These exercises cover the factors and data frames sections of Introduction to R.
Exercise 1 - Factors
Exercise 2 - Data frames
Create a data frame called Annotation with a column of gene names (“Gene_1”, “Gene_2”, “Gene_3”,“Gene_4”,“Gene_5”), ensembl gene names (“Ens001”, “Ens003”, “Ens006”, “Ens007”, “Ens010”), pathway information (“Glycolysis”, “TGFb”, “Glycolysis”, “TGFb”, “Glycolysis”) and gene lengths (100, 3000, 200, 1000,1200).
Create data frame called Sample1 with ensembl gene names (“Ens001”, “Ens003”, “Ens006”, “Ens010”) and expression (1000, 3000, 10000,5000)
Create data frame called Sample2 with ensembl gene names (“Ens001”, “Ens003”, “Ens006”, “Ens007”,“Ens010”) and expression (1500, 1500, 17000,500,10000)

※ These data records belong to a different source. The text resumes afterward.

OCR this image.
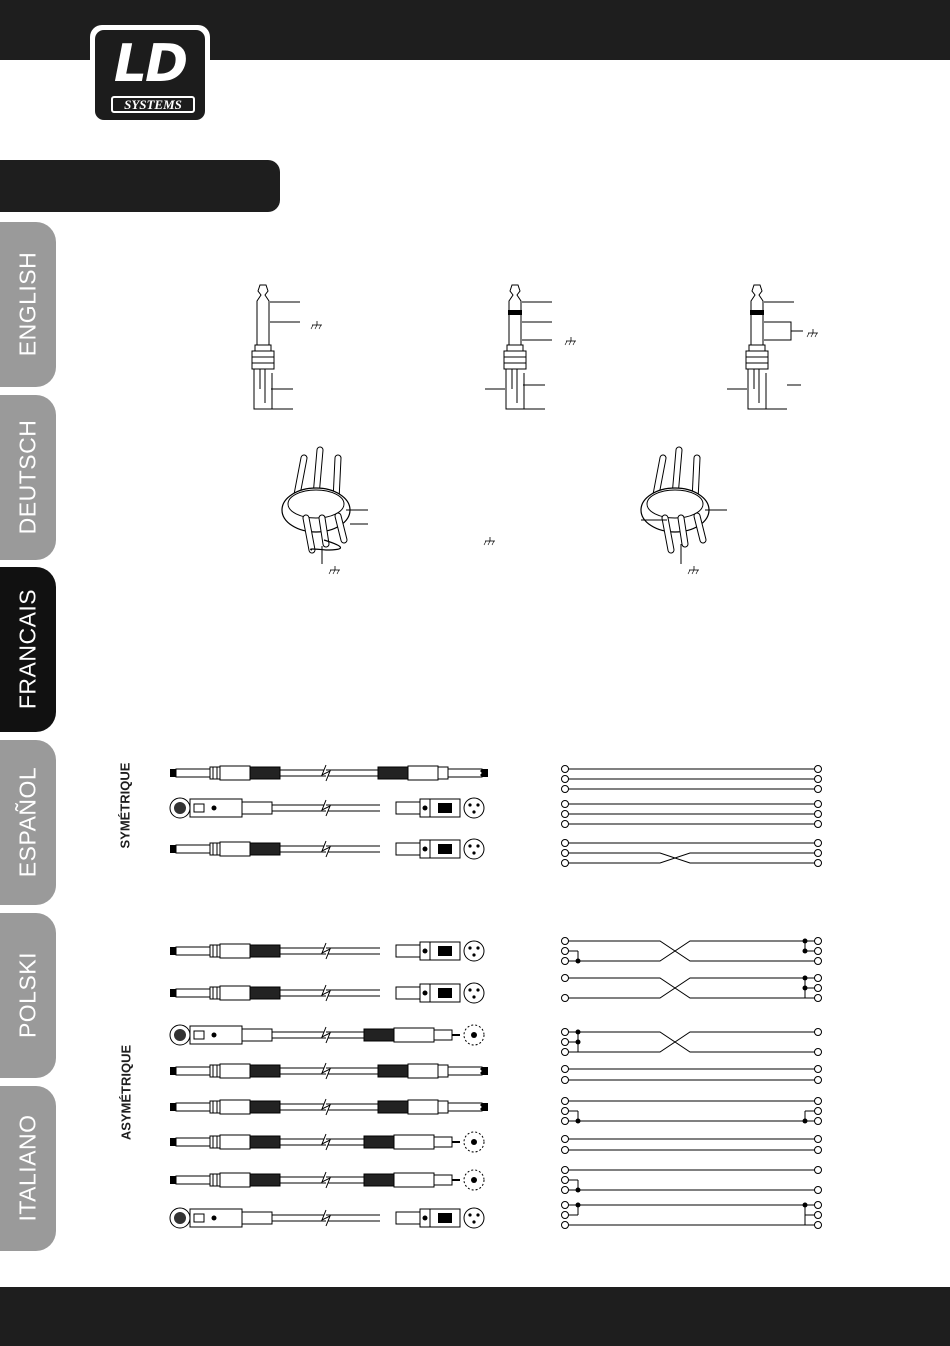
LD
SYSTEMS
ENGLISH
DEUTSCH
FRANCAIS
ESPAÑOL
POLSKI
ITALIANO
SYMÉTRIQUE
ASYMÉTRIQUE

Create a data frame containing only those gene names common to all data frames with all information from Annotation and the expression from Sample 1 and Sample 2.
Add an extra two columns containing the length normalised expressions for Sample 1 and Sample 2
Identify the mean length normalised expression across Sample1 and Sample2 for Ens006 genes
For all genes, identify the log2 fold change in length normalised expression from Sample 1 to Sample 2.
Identify the total length of genes in Glycolysis pathway.